Is Explainable AI anything at all?

John Haman


Categories: Statistics Tags: Statistics

Machine learning people will often tell you that there is a trade-off between explainability and predictive performance, so we have no choice but to use highly predictive models that we cannot explain. Maybe this explains (ha) the new field in machine learning called “explainable AI” (XAI) that seeks to shed some light on the inner workings of the ‘black box’ so that we can understand why the models predict one way or another.

Setting aside the fact that most machine learning papers are terribly written scientific farces that use math just to signal sophistication, maybe there is something to ‘explainable AI’?

I think the answer has got to be NO. The task of providing a good low order approximation to a complex AI algorithm is probably doomed to fail except in all but trivial classification problems. Consider the humble neural net (NN).

A neural network is a composition of a bunch of logistic regressions. Sort of.

If the neural network was just one logistic or linear regression it would be readily interpretable. In linear and logistic models, the coefficients act linearly on the data. That is pretty easy to understand: If we used a logistic regression to predict the probability of lung cancer, we can inspect the regression coefficients and compare them to a person’s data when the model predicts they have a 99% chance of getting lung cancer.

If we use a neural network to predict Pr(lung cancer) we will never know why some people will be given a 99% chance of getting lung cancer, because we can’t understand what the neural net is doing with the data. This is because the NN isn’t acting linearly (or even additively) on the data, is it acting in a way that is high dimensional and non-linear. We can’t even really visual high dimensional non-linear data, so attempting to demystify a model seems hopeless to me.

Even an additive model like a GAM is more interpretable than a neural network because you can inspect the marginal effects of each of variables to decompose the effects of each variable.
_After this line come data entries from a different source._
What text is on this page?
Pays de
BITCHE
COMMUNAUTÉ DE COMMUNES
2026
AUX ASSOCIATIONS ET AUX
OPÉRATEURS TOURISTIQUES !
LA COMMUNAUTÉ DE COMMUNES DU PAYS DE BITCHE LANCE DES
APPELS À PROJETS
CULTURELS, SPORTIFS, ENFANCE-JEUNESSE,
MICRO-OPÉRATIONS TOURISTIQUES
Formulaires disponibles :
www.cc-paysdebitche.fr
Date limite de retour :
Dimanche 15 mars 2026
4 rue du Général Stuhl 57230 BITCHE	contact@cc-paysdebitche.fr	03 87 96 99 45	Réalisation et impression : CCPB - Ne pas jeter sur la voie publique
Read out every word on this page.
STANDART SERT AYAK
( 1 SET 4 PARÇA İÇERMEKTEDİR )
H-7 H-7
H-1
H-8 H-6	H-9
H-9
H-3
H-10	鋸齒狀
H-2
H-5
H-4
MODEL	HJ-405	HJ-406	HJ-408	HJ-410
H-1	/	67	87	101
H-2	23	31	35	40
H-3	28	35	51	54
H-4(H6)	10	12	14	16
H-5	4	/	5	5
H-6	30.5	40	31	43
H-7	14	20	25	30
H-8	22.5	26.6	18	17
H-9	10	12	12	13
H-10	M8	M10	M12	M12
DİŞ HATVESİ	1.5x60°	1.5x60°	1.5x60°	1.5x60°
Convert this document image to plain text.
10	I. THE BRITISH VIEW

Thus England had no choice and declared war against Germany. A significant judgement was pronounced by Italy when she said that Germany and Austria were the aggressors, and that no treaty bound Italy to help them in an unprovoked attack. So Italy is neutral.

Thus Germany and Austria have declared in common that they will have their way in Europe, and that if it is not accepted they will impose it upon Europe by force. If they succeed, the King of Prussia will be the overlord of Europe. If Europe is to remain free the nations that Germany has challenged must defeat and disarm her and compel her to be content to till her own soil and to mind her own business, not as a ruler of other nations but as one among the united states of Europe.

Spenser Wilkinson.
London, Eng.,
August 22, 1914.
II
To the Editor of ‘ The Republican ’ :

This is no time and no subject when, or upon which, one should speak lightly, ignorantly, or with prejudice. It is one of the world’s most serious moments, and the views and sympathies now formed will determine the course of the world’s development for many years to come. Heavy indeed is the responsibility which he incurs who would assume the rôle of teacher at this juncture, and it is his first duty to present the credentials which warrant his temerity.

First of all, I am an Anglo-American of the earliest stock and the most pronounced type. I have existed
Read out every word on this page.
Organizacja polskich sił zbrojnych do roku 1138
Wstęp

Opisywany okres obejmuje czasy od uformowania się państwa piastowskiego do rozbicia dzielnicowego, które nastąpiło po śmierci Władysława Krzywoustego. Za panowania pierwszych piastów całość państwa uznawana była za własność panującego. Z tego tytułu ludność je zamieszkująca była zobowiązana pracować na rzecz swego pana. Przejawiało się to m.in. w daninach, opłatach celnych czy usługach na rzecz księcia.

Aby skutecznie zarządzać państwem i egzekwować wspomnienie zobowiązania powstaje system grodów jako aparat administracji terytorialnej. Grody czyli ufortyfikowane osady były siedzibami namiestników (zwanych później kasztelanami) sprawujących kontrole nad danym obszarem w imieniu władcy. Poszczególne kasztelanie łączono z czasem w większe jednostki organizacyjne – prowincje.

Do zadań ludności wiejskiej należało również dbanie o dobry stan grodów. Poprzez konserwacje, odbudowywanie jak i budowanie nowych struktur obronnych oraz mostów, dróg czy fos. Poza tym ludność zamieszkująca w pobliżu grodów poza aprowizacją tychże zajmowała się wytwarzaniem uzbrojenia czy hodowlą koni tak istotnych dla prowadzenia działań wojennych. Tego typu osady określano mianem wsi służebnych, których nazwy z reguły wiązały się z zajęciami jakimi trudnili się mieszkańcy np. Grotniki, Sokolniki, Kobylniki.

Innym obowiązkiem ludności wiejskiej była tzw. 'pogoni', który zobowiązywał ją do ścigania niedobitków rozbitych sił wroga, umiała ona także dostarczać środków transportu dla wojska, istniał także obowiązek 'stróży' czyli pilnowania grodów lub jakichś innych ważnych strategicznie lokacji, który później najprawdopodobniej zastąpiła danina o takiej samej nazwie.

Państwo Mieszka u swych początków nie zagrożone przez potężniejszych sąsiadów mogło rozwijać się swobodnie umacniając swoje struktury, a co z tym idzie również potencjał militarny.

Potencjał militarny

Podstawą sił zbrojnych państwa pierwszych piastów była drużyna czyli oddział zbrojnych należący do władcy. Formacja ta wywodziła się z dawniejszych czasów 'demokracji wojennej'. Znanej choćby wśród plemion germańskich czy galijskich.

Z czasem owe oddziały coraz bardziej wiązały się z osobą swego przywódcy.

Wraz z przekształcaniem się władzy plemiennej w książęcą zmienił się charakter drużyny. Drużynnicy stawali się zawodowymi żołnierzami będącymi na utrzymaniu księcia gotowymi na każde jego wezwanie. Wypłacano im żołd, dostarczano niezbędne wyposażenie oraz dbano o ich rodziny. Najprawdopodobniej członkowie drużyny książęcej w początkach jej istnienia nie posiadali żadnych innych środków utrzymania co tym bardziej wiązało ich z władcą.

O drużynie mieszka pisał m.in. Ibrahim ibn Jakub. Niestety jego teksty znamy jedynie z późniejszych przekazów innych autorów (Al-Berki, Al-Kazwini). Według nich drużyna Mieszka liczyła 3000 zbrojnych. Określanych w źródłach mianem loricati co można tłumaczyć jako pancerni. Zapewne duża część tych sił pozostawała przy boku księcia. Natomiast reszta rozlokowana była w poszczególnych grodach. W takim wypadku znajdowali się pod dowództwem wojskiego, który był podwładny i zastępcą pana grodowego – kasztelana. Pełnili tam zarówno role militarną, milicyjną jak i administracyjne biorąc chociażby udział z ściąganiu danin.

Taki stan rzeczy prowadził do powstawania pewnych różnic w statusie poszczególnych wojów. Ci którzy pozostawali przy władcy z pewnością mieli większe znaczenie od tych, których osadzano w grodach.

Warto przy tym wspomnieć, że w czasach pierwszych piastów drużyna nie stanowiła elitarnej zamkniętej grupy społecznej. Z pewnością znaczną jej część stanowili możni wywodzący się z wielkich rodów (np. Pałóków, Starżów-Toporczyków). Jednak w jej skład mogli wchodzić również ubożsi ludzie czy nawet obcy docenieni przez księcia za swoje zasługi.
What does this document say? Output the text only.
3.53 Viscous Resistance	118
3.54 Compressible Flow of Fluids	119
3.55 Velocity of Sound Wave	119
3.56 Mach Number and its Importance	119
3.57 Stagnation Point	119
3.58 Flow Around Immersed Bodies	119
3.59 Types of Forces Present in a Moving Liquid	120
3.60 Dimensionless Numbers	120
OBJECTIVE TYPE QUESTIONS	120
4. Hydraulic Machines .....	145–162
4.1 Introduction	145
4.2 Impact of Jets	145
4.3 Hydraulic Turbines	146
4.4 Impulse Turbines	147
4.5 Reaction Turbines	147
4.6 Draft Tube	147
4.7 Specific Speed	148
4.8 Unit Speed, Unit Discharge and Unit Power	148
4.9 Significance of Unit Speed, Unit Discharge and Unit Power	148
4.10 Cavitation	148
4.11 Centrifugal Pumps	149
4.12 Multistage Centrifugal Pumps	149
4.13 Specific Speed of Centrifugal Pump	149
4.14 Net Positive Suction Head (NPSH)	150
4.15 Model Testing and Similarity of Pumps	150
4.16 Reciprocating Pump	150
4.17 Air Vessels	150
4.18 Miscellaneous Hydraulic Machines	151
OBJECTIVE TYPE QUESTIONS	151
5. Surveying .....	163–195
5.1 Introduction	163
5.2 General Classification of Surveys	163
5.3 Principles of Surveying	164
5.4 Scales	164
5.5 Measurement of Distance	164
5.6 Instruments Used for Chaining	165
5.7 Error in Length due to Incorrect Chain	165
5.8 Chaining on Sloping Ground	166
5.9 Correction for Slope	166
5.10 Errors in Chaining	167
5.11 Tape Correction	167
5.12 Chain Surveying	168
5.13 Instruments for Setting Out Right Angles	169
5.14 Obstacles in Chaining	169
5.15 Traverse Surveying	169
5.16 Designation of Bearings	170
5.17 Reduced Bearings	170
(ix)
A couple potential solutions are touted as ways to explain AIs:

  1. Decision trees

  2. Local linear approximations

I like (1) because a decision tree is just a linear model where the variables are determined somewhat by the data, and I like linear models. But unfortunately (1) uses the data to make thresholds (big no-no) and essentially replaces the NN with a crappier predictor. Now (2) is interesting, but because neural nets are non-linear in the parameters, there is little hope that the linear approximation is globally useful. And if the linear approximation was globally useful, then there would be little reason to use the neural net over the linear model in the first place.

Of course, there are other hopes for explainable AI, but I have serious doubts. The most popular solution is to use a linear model, so I think the solution for mission critical AI is to just always use linear models, or elegant extensions like mixed-models, additive models, and so on.1

This brings me back to the first point, which is that there’s a trade-off between explainability and predictive power. I don’t buy this claim. Machine learners unfortunately associate linear models with ‘high bias/low variance’ predictions. While NNs are on the other end of the bias/variance trade-off, they can be regularized to give good predictions. I propose that we add MORE parameters to linear models to move them from their end of the spectrum towards the middle so that we can get good predictions from LMs as well.2

Neural nets appear to be more predictive because in “big data”, it’s easy to conjure up a neural net with a 1000 parameters, but pretty hard to make a 1000 parameter linear model by hand. But if we make that 1000 parameter linear model intelligently, it’s going to perform similarly to the neural net AND be interpretable. The thing is, we just don’t have a lot of tools that make it easy to create data driven linear models. Splines are one option, but we are starting to trend into non-interpretability. Another option is hierarchical models, like what you might fit with nlme. But that’s slow, and might not be great if the data are not really nested.

So I suppose this is where I think explainable AI is going – tools that make it easier to make BIG and accurate linear models. I think we should reject neural nets for all but the most unimportant tasks (like recommending netflix movies) and focus on using linear models (and extensions thereof) for tasks that require explanations (like predicting cancer, recidivism).3


I hope that machine learners can just give up on all the XAI strategies and instead focus on making accurate LMs.

  1. Maybe it’s just that these are the things I like to talk about, so I’m biased against NNs.

  2. I don’t know what you’d call this. Super parameterize?

  3. It seems that I started to write this blogpost about how explainable AI is BS, but ended it by suggesting a solution.